The advantages of BaaS include lower barriers to entry, faster time-to-market for fintechs, and the ability to focus on customer experience, as the BaaS provider manages compliance and technical infrastructure. However, there are challenges such as limited control over backend operations, dependence on partnerships with licensed banks, and regulatory complexities, as fintechs must ensure their services comply with local financial regulations. Despite these challenges, BaaS models enable fintechs to launch financial services quickly while outsourcing backend compliance and operations.
Credit-only fintechs focus on providing lending services such as personal loans, business loans, and Buy Now, Pay Later (BNPL) options, without taking deposits. Examples include Klarna (Sweden), Tala (Kenya) and Affirm (USA). These fintechs are sometimes but not always subject to consumer credit regulations (many BNPLs for instance are unregulated). They may be subject to lending licenses, and AML and KYC requirements. Some telcos offer lending in partnership with banks.
The advantages of credit-only fintechs include faster loan approval processes, flexibility in lending terms, and the ability to serve underserved individuals and businesses. However, they face challenges such as a higher risk of default, regulatory complexities, and limited service offerings, as they cannot provide deposit accounts, which limits their revenue potential and customer engagement. Despite these challenges, credit-only fintechs offer more accessible credit options compared to traditional banks.
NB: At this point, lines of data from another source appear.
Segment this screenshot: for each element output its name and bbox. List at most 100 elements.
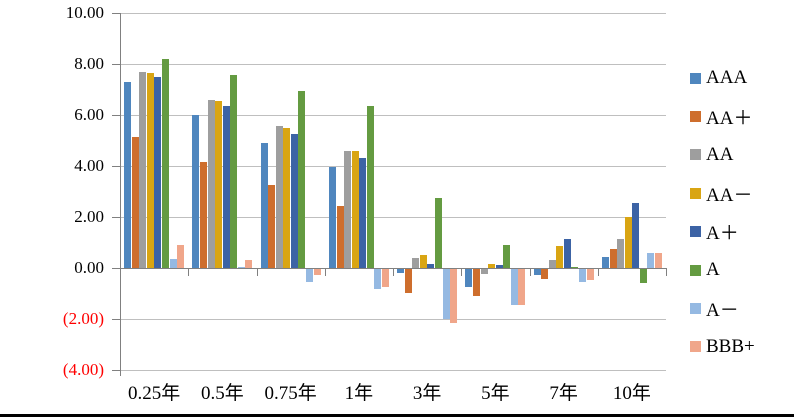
y-axis-label: 4.00 bbox=[74, 156, 104, 175]
bar-A-0.25年 bbox=[161, 58, 169, 268]
x-axis-label: 10年 bbox=[612, 383, 651, 404]
bar-A＋-0.5年 bbox=[222, 106, 230, 268]
bar-AA－-0.25年 bbox=[146, 72, 154, 268]
y-axis-tick bbox=[112, 217, 120, 218]
x-axis-label: 5年 bbox=[481, 383, 510, 404]
legend-label-A－: A－ bbox=[706, 299, 739, 321]
y-axis-line bbox=[120, 13, 121, 376]
legend-label-A＋: A＋ bbox=[706, 223, 739, 245]
bar-AA＋-0.5年 bbox=[200, 162, 207, 268]
bar-AA－-7年 bbox=[556, 246, 564, 268]
gridline-4.00 bbox=[120, 166, 666, 167]
x-axis-tick bbox=[529, 268, 531, 276]
x-axis-label: 0.5年 bbox=[200, 383, 244, 404]
gridline-(4.00) bbox=[120, 370, 666, 371]
bar-AA＋-0.25年 bbox=[131, 136, 139, 268]
x-axis-tick bbox=[393, 268, 394, 276]
bar-A－-0.5年 bbox=[237, 266, 245, 268]
bar-AAA-0.5年 bbox=[192, 115, 200, 268]
y-axis-label: 0.00 bbox=[74, 258, 104, 277]
bar-A-7年 bbox=[571, 266, 579, 268]
bar-AA－-10年 bbox=[624, 217, 632, 268]
bar-AAA-3年 bbox=[397, 269, 405, 273]
legend-item-A－: A－ bbox=[690, 297, 739, 321]
bar-A＋-3年 bbox=[427, 264, 435, 268]
y-axis-label: 6.00 bbox=[74, 105, 104, 124]
bar-AA-5年 bbox=[480, 269, 488, 275]
bar-AAA-0.25年 bbox=[124, 81, 132, 268]
legend-label-AAA: AAA bbox=[706, 67, 748, 88]
legend-label-AA: AA bbox=[706, 143, 734, 165]
y-axis-label: 2.00 bbox=[74, 207, 104, 226]
legend-swatch-AAA bbox=[690, 72, 701, 84]
legend-item-BBB+: BBB+ bbox=[690, 336, 755, 358]
bar-A－-0.25年 bbox=[169, 259, 177, 268]
bar-A-10年 bbox=[639, 269, 647, 284]
legend-swatch-A bbox=[690, 264, 701, 276]
legend-item-A: A bbox=[690, 259, 720, 281]
legend-swatch-AA＋ bbox=[690, 110, 701, 122]
bar-A-5年 bbox=[503, 245, 511, 268]
bar-A＋-0.75年 bbox=[290, 134, 298, 268]
x-axis-label: 3年 bbox=[412, 383, 442, 404]
bar-AA-0.25年 bbox=[139, 71, 147, 268]
y-axis-label: (2.00) bbox=[62, 309, 104, 328]
bar-BBB+-0.25年 bbox=[177, 245, 185, 268]
x-axis-tick bbox=[324, 268, 326, 276]
bar-BBB+-7年 bbox=[586, 269, 594, 281]
gridline-10.00 bbox=[120, 13, 666, 14]
legend-item-AA: AA bbox=[690, 144, 733, 166]
bar-BBB+-10年 bbox=[654, 252, 662, 268]
bar-AA-1年 bbox=[344, 150, 352, 268]
legend-swatch-AA－ bbox=[690, 187, 701, 199]
gridline-(2.00) bbox=[120, 319, 666, 320]
y-axis-tick bbox=[112, 115, 120, 116]
x-axis-tick bbox=[120, 268, 121, 276]
bar-A－-1年 bbox=[374, 269, 382, 290]
bar-AA-3年 bbox=[412, 257, 420, 268]
y-axis-tick bbox=[112, 370, 120, 371]
legend-swatch-AA bbox=[690, 149, 701, 161]
x-axis-label: 1年 bbox=[344, 383, 374, 404]
x-axis-label: 7年 bbox=[549, 383, 578, 404]
legend-swatch-A＋ bbox=[690, 226, 701, 238]
y-axis-tick bbox=[112, 13, 120, 14]
bar-BBB+-5年 bbox=[518, 269, 526, 305]
bar-AA-0.5年 bbox=[207, 99, 215, 268]
x-axis-tick bbox=[597, 268, 599, 276]
y-axis-tick bbox=[112, 319, 120, 320]
legend-swatch-A－ bbox=[690, 302, 701, 314]
y-axis-label: 10.00 bbox=[65, 3, 104, 22]
bar-AA＋-7年 bbox=[541, 269, 549, 280]
bar-BBB+-0.75年 bbox=[313, 269, 321, 276]
gridline-2.00 bbox=[120, 217, 666, 218]
bar-A-0.75年 bbox=[298, 90, 306, 268]
x-axis-tick bbox=[188, 268, 190, 276]
bar-AA＋-3年 bbox=[404, 269, 412, 294]
y-axis-tick bbox=[112, 166, 120, 167]
bar-AA－-5年 bbox=[488, 264, 496, 268]
y-axis-tick bbox=[112, 268, 120, 269]
legend-swatch-BBB+ bbox=[690, 341, 701, 353]
y-axis-tick bbox=[112, 64, 120, 65]
bar-AA＋-10年 bbox=[609, 248, 617, 268]
bar-A-3年 bbox=[434, 197, 442, 268]
x-axis-label: 0.75年 bbox=[264, 383, 317, 404]
bar-AA-7年 bbox=[548, 260, 556, 268]
bar-A＋-7年 bbox=[563, 238, 571, 268]
bar-BBB+-1年 bbox=[381, 269, 389, 287]
gridline-8.00 bbox=[120, 64, 666, 65]
bar-A－-10年 bbox=[647, 252, 655, 268]
bar-A＋-5年 bbox=[495, 265, 503, 268]
bar-AA－-0.75年 bbox=[283, 127, 291, 268]
bar-AA＋-0.75年 bbox=[268, 185, 276, 268]
bar-AAA-1年 bbox=[328, 167, 336, 268]
bar-AA-10年 bbox=[617, 238, 625, 268]
bar-AAA-10年 bbox=[601, 256, 609, 268]
bar-AAA-0.75年 bbox=[260, 143, 268, 268]
bar-AAA-5年 bbox=[465, 269, 473, 287]
bar-A＋-0.25年 bbox=[154, 76, 162, 268]
legend-item-AAA: AAA bbox=[690, 67, 747, 89]
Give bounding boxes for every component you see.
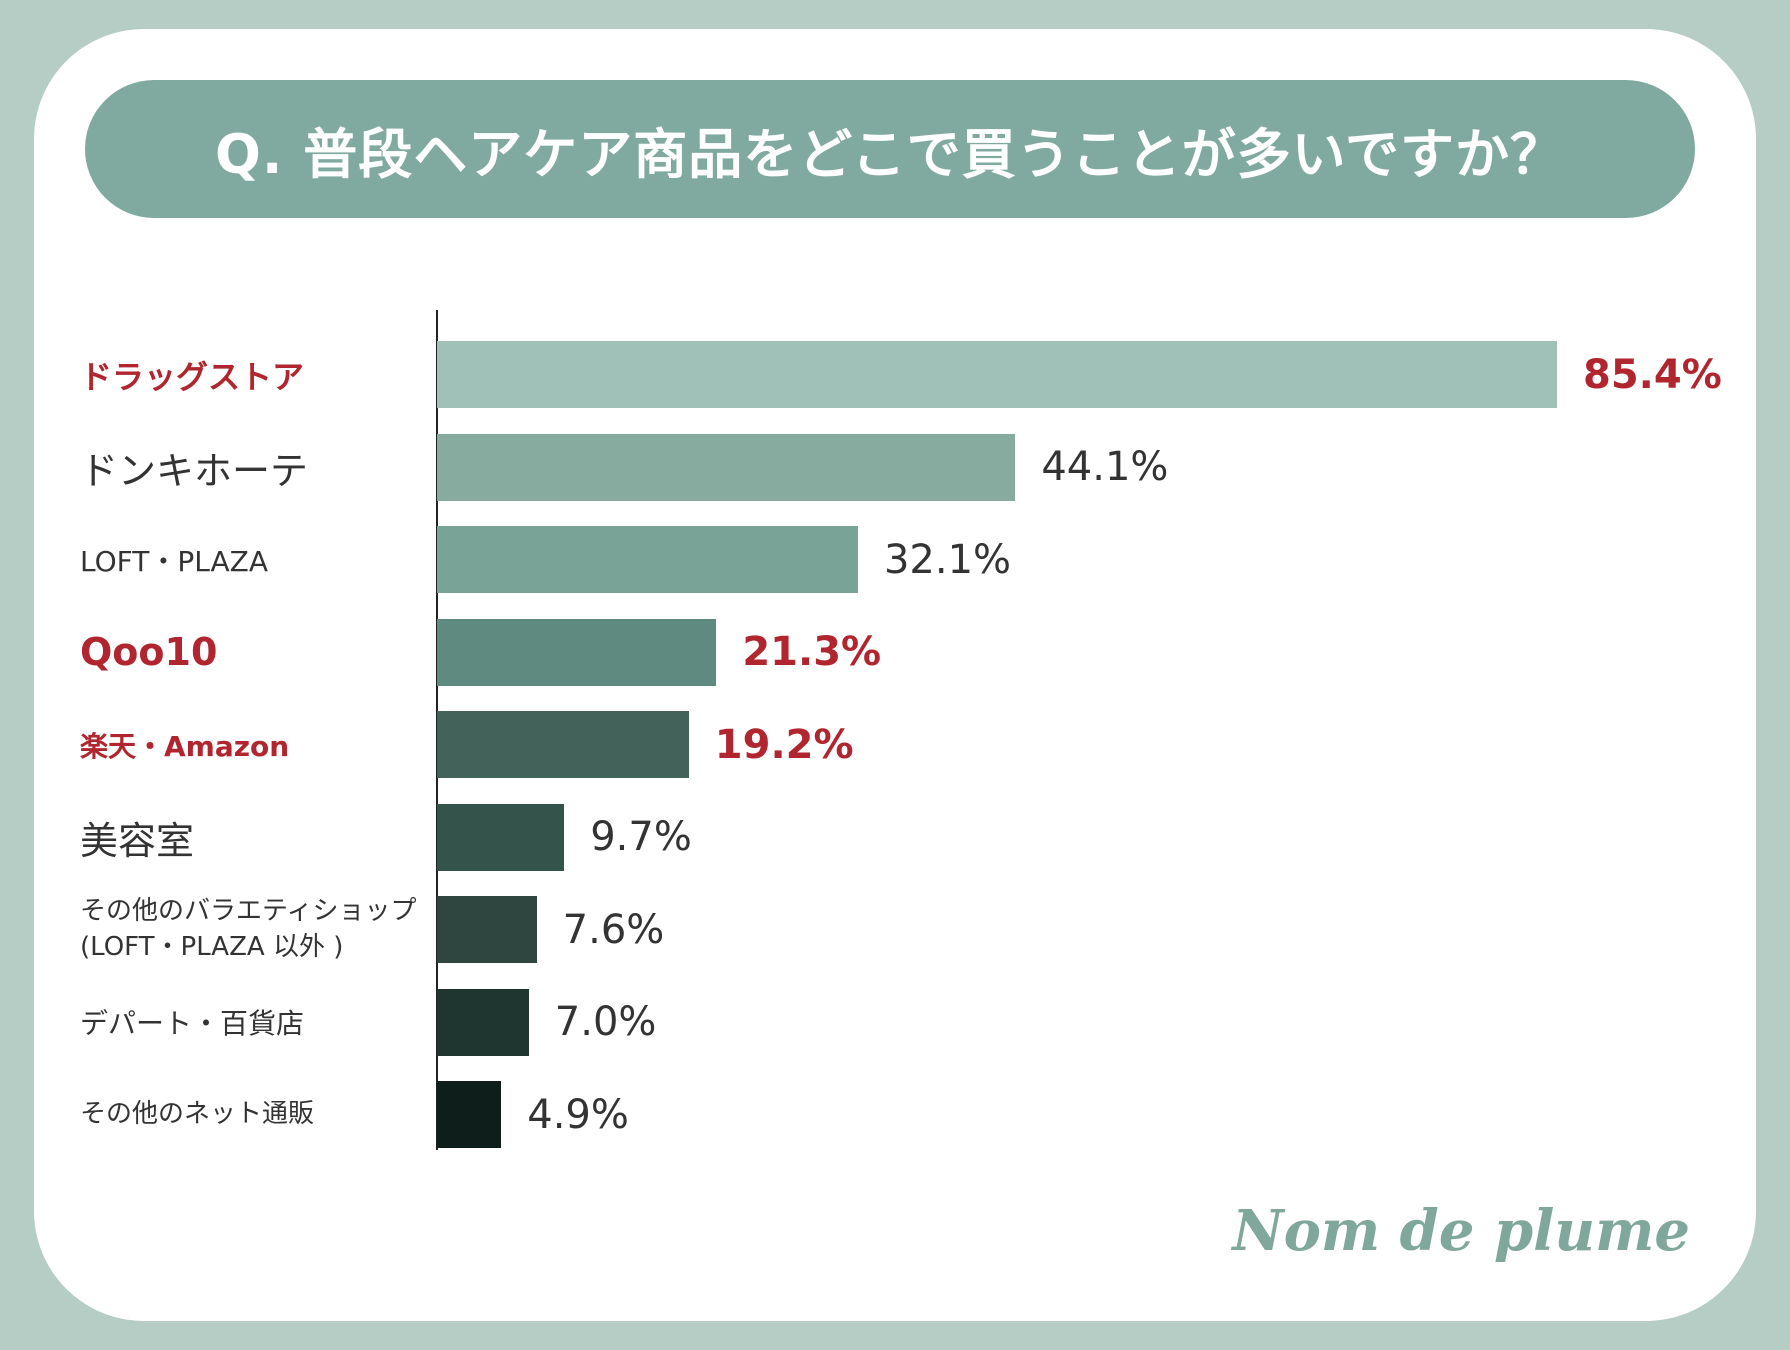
category-label: Qoo10 — [80, 630, 218, 674]
value-label: 7.6% — [562, 906, 665, 953]
bar — [437, 988, 529, 1056]
bar — [437, 618, 717, 686]
brand-logo: Nom de plume — [1232, 1198, 1690, 1264]
category-label: デパート・百貨店 — [80, 1007, 305, 1040]
value-label: 85.4% — [1583, 351, 1722, 398]
category-label: LOFT・PLAZA — [80, 544, 268, 578]
chart-title: Q. 普段ヘアケア商品をどこで買うことが多いですか？ — [215, 122, 1565, 186]
value-label: 9.7% — [590, 814, 692, 860]
bar — [437, 896, 537, 963]
bar — [437, 526, 858, 593]
bar — [437, 711, 689, 778]
bar — [437, 341, 1557, 408]
value-label: 19.2% — [714, 721, 854, 768]
value-label: 32.1% — [883, 536, 1012, 583]
value-label: 7.0% — [554, 999, 657, 1045]
category-label: ドンキホーテ — [80, 448, 309, 493]
category-label: その他のネット通販 — [80, 1098, 315, 1129]
value-label: 21.3% — [742, 629, 882, 675]
category-label: 美容室 — [80, 818, 195, 863]
bar — [437, 433, 1016, 501]
bar — [437, 803, 565, 871]
chart-card — [34, 29, 1756, 1321]
category-label: その他のバラエティショップ (LOFT・PLAZA 以外 ) — [80, 896, 417, 962]
category-label: ドラッグストア — [80, 357, 305, 396]
value-label: 44.1% — [1041, 444, 1169, 490]
title-banner: Q. 普段ヘアケア商品をどこで買うことが多いですか？ — [85, 80, 1695, 218]
category-label: 楽天・Amazon — [80, 729, 290, 763]
bar — [437, 1081, 502, 1148]
value-label: 4.9% — [527, 1091, 629, 1138]
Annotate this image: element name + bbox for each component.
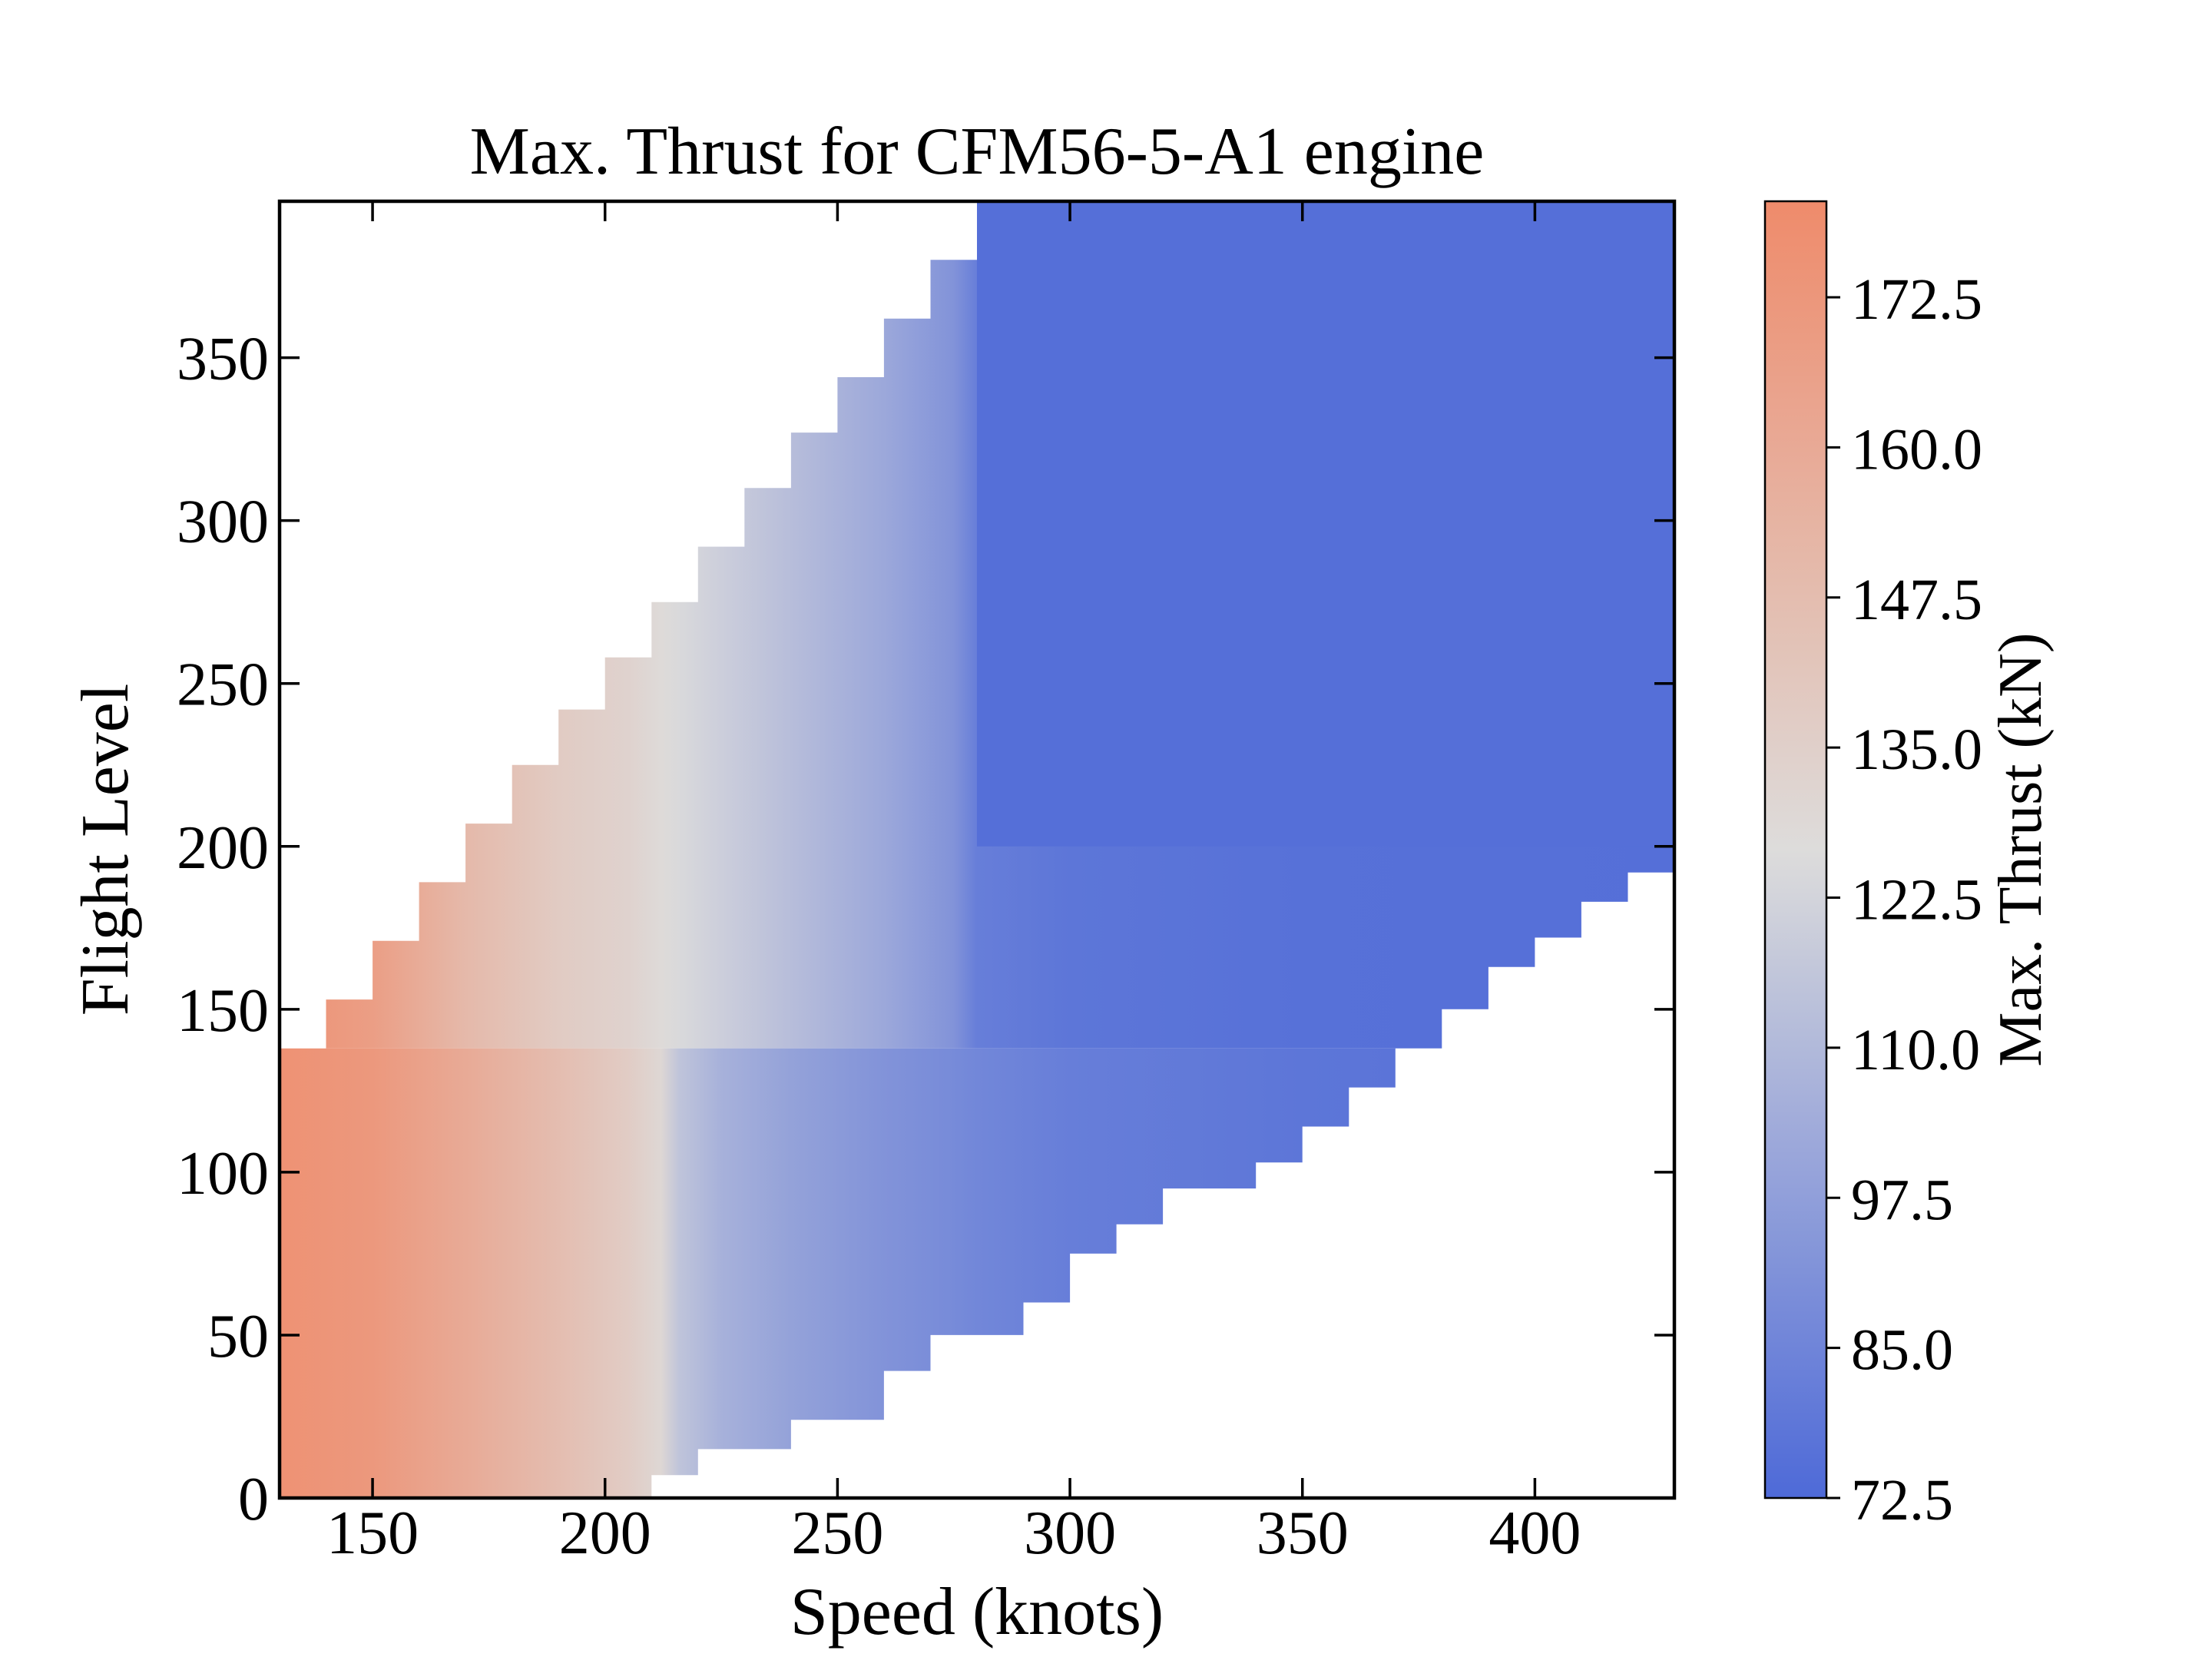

Cryptocurrency and Decentralised Finance (DeFi) platforms use blockchain technology to provide financial services including lending, trading, and payments, often bypassing traditional banking intermediaries. Examples include Coinbase (USA) and Aave (decentralised). DeFi offers some advantages such as decentralised decision-making, transparency, resilience, innovative financial products (lending and yield farming that involves providing liquidity to decentralised finance protocols in exchange for rewards, such as tokens). DeFi does face regulatory challenges: it's borderless, anonymous, and code-based nature challenges traditional regulation, which is entity-based, jurisdictional, and identity-driven (for AML, KYC and data protection laws). Even if laws can be established, the decentralised nature of these platforms complicates enforcement.
Regulators are still debating how to balance innovation, consumer protection, and systemic stability, possibly by regulating access points (e.g. wallets, exchanges), encouraging hybrid models, or creating new legal definitions for DeFi entities.
Disadvantages include regulatory uncertainty, security risks (such as hacking), and complexity for consumers unfamiliar with DeFi platforms, making them less user-friendly compared to traditional banks. Despite these challenges, crypto and DeFi platforms are reshaping the financial services landscape. Financial regulators in the US, under the 2025 US administration, are moving to relax rules around cryptocurrencies.
Each fintech and neobank model offers distinct advantages and challenges. Fully licensed digital banks provide full services but face high regulatory burdens. E-money institutions and payment providers offer flexibility but lack lending capabilities. BaaS platforms enable fast product development but depend on third-party partners. Credit-only fintechs offer accessible lending but face very high default risks until their credit assessment models mature.
Crypto and DeFi platforms are innovative but face regulatory uncertainty and security risks. Businesses must choose their model based on market, regulations, and operational capacity to thrive in a competitive environment.